The highest peaks in activity patterns for fragments associated with SPS and CS coincide with an increase in rainfall. This temporal variation in behavioral patterns is related to fruit production, in response to the marked temporal distribution of rainfall in the region (Avila-Cabadilla et al., 2014). Other authors, such as Kalacska et al. (2005) and Stoner (2005), indicate that these temporal variations favor the availability of resources such as flowers, fruits, insects, and suitable sites that allow a greater abundance of species in the SPS in the annual cycle. The bat response to this temporal seasonality of resource supply in TDFs causes temporal changes in assemblages, especially in the abundance of frugivorous bats (Stoner, 2005; Avila-Cabadilla et al., 2009; Vleut et al., 2013), which is consistent with the results obtained in this study. As is the case of greater activity for the SPS of frugivorous and nectarivorous species (i.e. C. perspicillata, D. phaeotis and G. soricina) and less overlap between the two types of management as was the case for P. hastatus.
With respect to the analysis of the nocturnal bat activity, the results indicate that most of the species present bimodal activity patterns, as has been reported for species of the genera Artibeus, Carollia, Platyrrhinus and Sturnira in other geographic areas (Aguiar & Marinho-Filho, 2004; Vásquez-Parra et al., 2017; Verde et al., 2018).
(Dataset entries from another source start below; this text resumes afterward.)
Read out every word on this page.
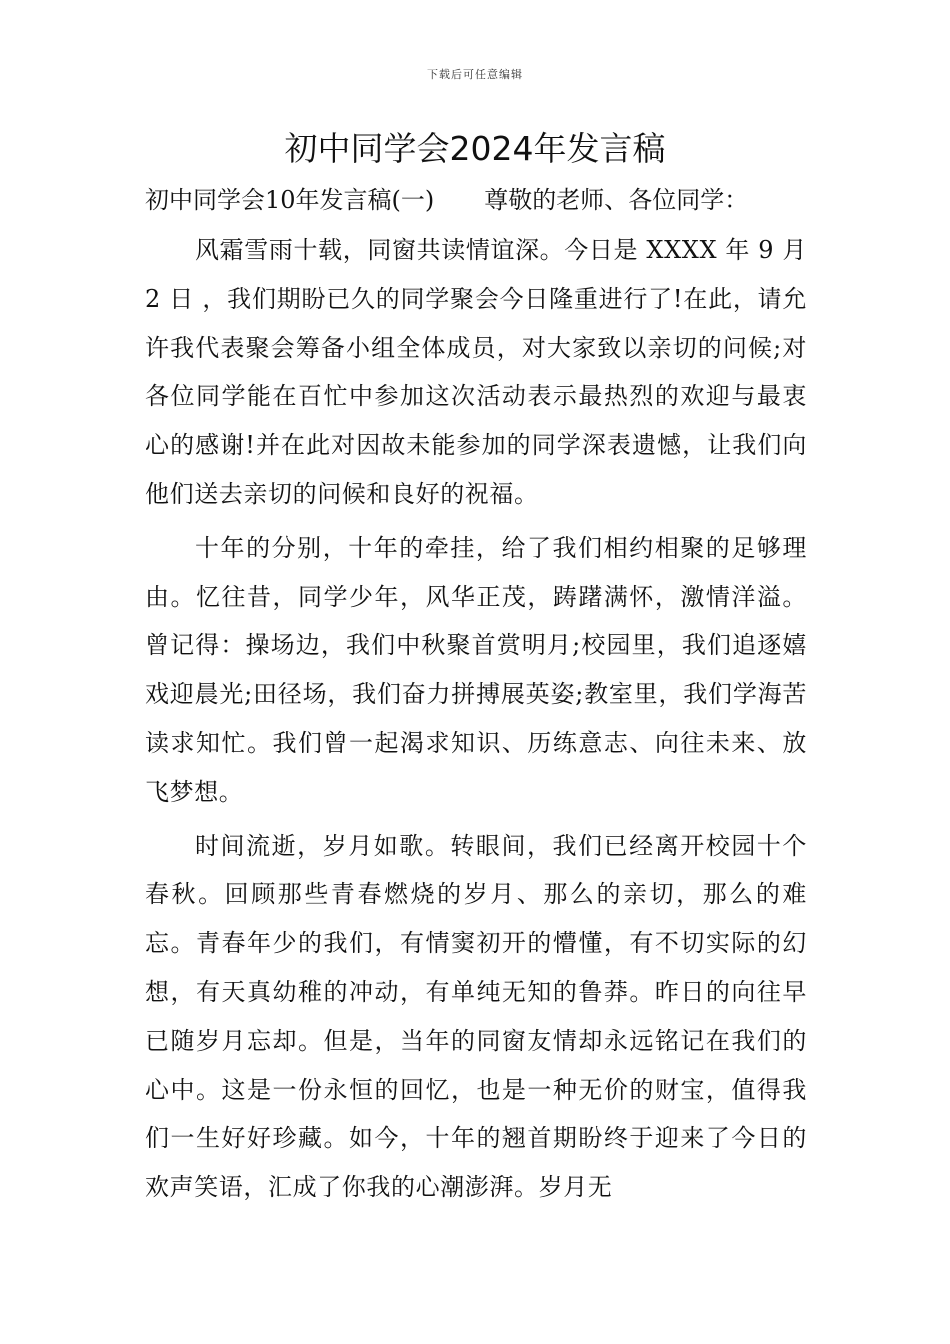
下载后可任意编辑
初中同学会2024年发言稿
初中同学会10年发言稿(一) 尊敬的老师、各位同学：

风霜雪雨十载，同窗共读情谊深。今日是 XXXX 年 9 月 2 日 ，我们期盼已久的同学聚会今日隆重进行了!在此，请允许我代表聚会筹备小组全体成员，对大家致以亲切的问候;对各位同学能在百忙中参加这次活动表示最热烈的欢迎与最衷心的感谢!并在此对因故未能参加的同学深表遗憾，让我们向他们送去亲切的问候和良好的祝福。

十年的分别，十年的牵挂，给了我们相约相聚的足够理由。忆往昔，同学少年，风华正茂，踌躇满怀，激情洋溢。曾记得：操场边，我们中秋聚首赏明月;校园里，我们追逐嬉戏迎晨光;田径场，我们奋力拼搏展英姿;教室里，我们学海苦读求知忙。我们曾一起渴求知识、历练意志、向往未来、放飞梦想。

时间流逝，岁月如歌。转眼间，我们已经离开校园十个春秋。回顾那些青春燃烧的岁月、那么的亲切，那么的难忘。青春年少的我们，有情窦初开的懵懂，有不切实际的幻想，有天真幼稚的冲动，有单纯无知的鲁莽。昨日的向往早已随岁月忘却。但是，当年的同窗友情却永远铭记在我们的心中。这是一份永恒的回忆，也是一种无价的财宝，值得我们一生好好珍藏。如今，十年的翘首期盼终于迎来了今日的欢声笑语，汇成了你我的心潮澎湃。岁月无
However, in bats it is common to observe a peak of activity in the early evening, as a response to the high energetic requirements associated with the high availability of resources in the first night hours. Additionally, between CS and SPS livestock systems the temporal overlap was higher for fruit bats, thus suggesting that there are no important changes or modifications in bat activity patterns between the two types of extensive livestock management. However, for the omnivorous and nectarivorous species the overlap index (∆) was lower. This suggests that forest fragments associated with CS provide food resources for fruit bats, such as palms of the genera Astrocaryum, Bactris and Sabal (Chacón-Pacheco & Ballesteros-Correa, 2019; Ballesteros-Correa & Pérez-Torres, 2022). While TDF fragments associated with SPS provide opportunities for bats with higher energetic requirements and specialization, such as species of the genus Phyllostomus, bats considered indicators of habitat quality (Medellín et al., 2000).
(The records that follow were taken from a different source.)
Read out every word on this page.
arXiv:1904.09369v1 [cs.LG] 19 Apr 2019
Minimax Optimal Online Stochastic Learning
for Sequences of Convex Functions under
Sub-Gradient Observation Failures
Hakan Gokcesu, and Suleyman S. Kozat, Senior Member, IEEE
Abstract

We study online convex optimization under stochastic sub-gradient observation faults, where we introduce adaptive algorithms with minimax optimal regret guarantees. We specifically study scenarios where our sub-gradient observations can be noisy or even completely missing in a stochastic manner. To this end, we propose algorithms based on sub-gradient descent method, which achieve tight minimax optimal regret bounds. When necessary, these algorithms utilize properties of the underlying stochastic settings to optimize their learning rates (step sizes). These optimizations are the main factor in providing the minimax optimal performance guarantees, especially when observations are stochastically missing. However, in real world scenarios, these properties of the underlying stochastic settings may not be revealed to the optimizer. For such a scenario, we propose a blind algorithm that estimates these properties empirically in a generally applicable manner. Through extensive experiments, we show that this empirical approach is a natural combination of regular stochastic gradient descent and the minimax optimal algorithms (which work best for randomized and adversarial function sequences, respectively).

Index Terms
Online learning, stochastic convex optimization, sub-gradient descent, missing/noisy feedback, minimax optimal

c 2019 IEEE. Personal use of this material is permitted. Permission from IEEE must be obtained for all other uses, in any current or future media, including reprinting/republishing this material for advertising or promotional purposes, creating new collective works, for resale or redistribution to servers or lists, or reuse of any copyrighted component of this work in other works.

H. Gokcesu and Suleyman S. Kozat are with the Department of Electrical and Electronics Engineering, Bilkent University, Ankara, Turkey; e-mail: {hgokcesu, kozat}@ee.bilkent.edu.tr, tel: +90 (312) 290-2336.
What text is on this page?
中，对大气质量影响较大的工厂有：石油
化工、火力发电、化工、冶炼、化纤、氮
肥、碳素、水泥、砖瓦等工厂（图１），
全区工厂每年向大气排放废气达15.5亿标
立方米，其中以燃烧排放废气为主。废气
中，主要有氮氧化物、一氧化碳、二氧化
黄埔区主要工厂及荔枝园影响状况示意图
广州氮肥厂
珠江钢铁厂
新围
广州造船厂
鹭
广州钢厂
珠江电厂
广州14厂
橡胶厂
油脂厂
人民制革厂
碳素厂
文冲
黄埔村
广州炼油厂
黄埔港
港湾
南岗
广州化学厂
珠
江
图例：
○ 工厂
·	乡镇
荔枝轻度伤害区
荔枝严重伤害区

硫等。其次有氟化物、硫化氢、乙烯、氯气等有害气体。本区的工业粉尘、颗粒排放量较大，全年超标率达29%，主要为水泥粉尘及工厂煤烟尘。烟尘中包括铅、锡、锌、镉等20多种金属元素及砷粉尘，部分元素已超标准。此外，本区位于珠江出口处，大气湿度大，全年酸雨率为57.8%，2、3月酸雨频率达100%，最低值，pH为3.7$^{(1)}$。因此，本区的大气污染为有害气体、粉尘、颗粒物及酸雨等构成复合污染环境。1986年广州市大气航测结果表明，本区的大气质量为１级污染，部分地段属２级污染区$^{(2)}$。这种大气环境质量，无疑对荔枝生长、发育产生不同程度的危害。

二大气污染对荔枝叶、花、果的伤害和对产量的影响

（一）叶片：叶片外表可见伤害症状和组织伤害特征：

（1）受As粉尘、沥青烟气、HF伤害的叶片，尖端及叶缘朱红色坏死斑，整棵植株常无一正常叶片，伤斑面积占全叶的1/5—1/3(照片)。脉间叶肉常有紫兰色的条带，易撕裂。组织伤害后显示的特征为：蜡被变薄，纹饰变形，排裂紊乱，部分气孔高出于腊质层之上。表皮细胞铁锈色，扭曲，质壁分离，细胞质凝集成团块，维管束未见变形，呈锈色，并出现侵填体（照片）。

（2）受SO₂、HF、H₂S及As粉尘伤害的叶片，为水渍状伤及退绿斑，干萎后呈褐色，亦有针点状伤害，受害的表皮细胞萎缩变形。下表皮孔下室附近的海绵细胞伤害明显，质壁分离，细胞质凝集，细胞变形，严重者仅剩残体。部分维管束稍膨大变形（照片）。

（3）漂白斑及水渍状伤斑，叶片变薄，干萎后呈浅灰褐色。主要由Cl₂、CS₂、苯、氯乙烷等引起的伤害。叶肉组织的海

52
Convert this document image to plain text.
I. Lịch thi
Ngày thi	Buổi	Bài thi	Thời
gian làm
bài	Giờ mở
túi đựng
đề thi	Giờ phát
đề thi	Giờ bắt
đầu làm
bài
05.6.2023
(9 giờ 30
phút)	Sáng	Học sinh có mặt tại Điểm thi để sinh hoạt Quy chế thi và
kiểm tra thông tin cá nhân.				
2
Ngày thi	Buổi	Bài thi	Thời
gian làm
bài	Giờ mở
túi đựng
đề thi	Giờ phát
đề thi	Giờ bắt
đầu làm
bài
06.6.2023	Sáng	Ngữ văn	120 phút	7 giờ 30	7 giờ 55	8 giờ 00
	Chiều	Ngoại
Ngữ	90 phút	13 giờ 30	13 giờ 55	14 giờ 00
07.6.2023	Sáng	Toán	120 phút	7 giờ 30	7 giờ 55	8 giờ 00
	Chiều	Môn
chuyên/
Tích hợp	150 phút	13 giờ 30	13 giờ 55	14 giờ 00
Considering all this, we conclude that the bat activity pattern may be affected by extensive livestock management. SPS may be improving the stability of bat assemblage and activity patterns, because in TDF fragments associated with SPS, bat activity was favored throughout the annual cycle. However, other study methodologies need to be explored, such as acoustic sampling to reduce capturability effects on species behavior and analyze these activity patterns in complementary insectivorous bats species that are poorly represented in mist-net sampling (Bejarano-Bonilla et al., 2007). Likewise, more studies are needed about how bat activity patterns are affected in different TDF scenarios.
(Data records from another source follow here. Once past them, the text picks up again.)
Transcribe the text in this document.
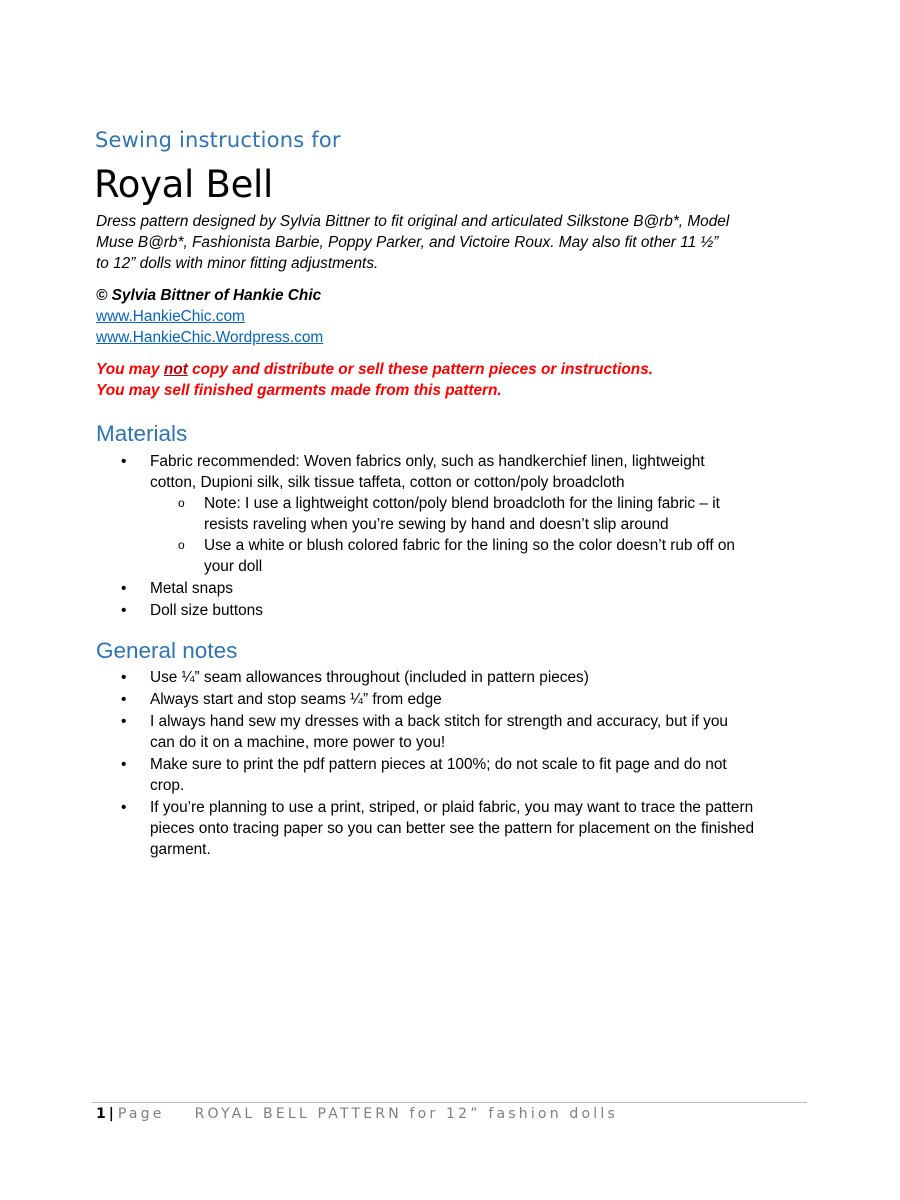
Sewing instructions for
Royal Bell
Dress pattern designed by Sylvia Bittner to fit original and articulated Silkstone B@rb*, Model
Muse B@rb*, Fashionista Barbie, Poppy Parker, and Victoire Roux. May also fit other 11 ½”
to 12” dolls with minor fitting adjustments.
© Sylvia Bittner of Hankie Chic
www.HankieChic.com
www.HankieChic.Wordpress.com
You may not copy and distribute or sell these pattern pieces or instructions.
You may sell finished garments made from this pattern.
Materials
• Fabric recommended: Woven fabrics only, such as handkerchief linen, lightweight
cotton, Dupioni silk, silk tissue taffeta, cotton or cotton/poly broadcloth
o Note: I use a lightweight cotton/poly blend broadcloth for the lining fabric – it
resists raveling when you’re sewing by hand and doesn’t slip around
o Use a white or blush colored fabric for the lining so the color doesn’t rub off on
your doll
• Metal snaps
• Doll size buttons
General notes
• Use ¼” seam allowances throughout (included in pattern pieces)
• Always start and stop seams ¼” from edge
• I always hand sew my dresses with a back stitch for strength and accuracy, but if you
can do it on a machine, more power to you!
• Make sure to print the pdf pattern pieces at 100%; do not scale to fit page and do not
crop.
• If you’re planning to use a print, striped, or plaid fabric, you may want to trace the pattern
pieces onto tracing paper so you can better see the pattern for placement on the finished
garment.
1 | Page ROYAL BELL PATTERN for 12” fashion dolls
Ethical statement: the authors declare that they all agree with this publication and made significant contributions; that there is no conflict of interest of any kind; and that we followed all pertinent ethical and legal procedures and requirements. All financial sources are fully and clearly stated in the acknowledgments section. A signed document has been filed in the journal archives.